Lime Eyes $2 Billion IPO as eBike Demand Grows

The electric scooter and eBike company Lime is heading to Wall Street. Lime parent Neutron Holdings filed paperwork with the Securities and Exchange Commission on May 8 for its initial public offering. The Lime eBike IPO filing 2026 targets a significant valuation jump from where the company stood just a few years ago.
Sources told the Financial Times that Lime is hoping to list at a valuation of around $2 billion, up from the $500 million valuation the company reached in 2020 when Uber purchased its stake. Lime had been valued at $2.4 billion prior to the COVID pandemic.
The San Francisco-based firm, incorporated as Neutron Holdings Inc. and backed by Uber, intends to list on Nasdaq under the ticker symbol LIME, with Goldman Sachs and JPMorgan serving as lead underwriters. Founded in 2017, Lime provides short-term rentals of e-bikes and e-scooters in 230 cities across 29 countries.
Revenue growth is a bright spot in the Lime eBike IPO filing. The company generated $521 million in revenue in 2023, $686.6 million in 2024, and $886.7 million last year. Lime also reported free cash flow for the past three years, with free cash flow of $104 million in 2025, nearly double from the year before.
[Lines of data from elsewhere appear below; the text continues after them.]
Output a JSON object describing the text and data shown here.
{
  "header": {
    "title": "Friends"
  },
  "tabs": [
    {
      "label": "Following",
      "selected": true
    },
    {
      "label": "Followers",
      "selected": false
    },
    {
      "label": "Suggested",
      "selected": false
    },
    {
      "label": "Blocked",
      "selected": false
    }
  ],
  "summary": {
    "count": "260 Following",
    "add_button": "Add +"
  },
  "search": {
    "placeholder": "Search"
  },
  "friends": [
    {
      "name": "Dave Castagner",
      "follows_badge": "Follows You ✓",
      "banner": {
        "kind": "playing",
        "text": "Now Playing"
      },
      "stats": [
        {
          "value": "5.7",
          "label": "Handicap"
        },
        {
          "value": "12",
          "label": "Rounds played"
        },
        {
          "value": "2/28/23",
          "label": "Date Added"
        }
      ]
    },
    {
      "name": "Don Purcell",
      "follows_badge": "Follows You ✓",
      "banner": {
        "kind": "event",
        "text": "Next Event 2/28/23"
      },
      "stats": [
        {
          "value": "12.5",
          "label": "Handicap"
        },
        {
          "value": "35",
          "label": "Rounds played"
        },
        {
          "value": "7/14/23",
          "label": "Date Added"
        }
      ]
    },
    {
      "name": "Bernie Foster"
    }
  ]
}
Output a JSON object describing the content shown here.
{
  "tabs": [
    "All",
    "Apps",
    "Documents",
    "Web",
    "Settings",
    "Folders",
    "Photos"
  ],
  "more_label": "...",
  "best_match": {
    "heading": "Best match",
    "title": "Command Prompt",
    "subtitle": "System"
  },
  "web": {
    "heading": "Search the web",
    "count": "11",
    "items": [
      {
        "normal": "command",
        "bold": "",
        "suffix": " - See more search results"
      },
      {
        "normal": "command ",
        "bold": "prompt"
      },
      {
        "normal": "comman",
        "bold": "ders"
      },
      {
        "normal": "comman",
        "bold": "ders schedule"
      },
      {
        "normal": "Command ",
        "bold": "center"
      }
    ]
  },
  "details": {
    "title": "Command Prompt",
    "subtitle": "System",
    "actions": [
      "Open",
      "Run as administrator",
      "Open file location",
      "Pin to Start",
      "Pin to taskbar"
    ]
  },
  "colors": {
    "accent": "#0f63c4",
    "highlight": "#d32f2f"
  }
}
But the filing doesn’t hide the risks. Lime carries approximately $1 billion in current liabilities, with $675.8 million of that due by the end of 2026. Lime does not have sufficient liquidity to pay that, according to its filing. The company has stated plainly that if it cannot complete the IPO and raise the necessary capital, or renegotiate its debt, it may not be able to continue operating as a going concern.
Lime has warned that it has lost money every year since launching in 2017 and that it “may not be able to achieve or maintain profitability in the future.” The filing also adds that Lime’s expenses “will likely increase” as it ventures into new cities and increases its marketing budget.
For the micromobility sector, this IPO is a defining moment. The Lime eBike IPO filing 2026 is essentially a lifeline, a high-stakes bet that public markets will see enough promise in the company’s trajectory to look past its balance sheet.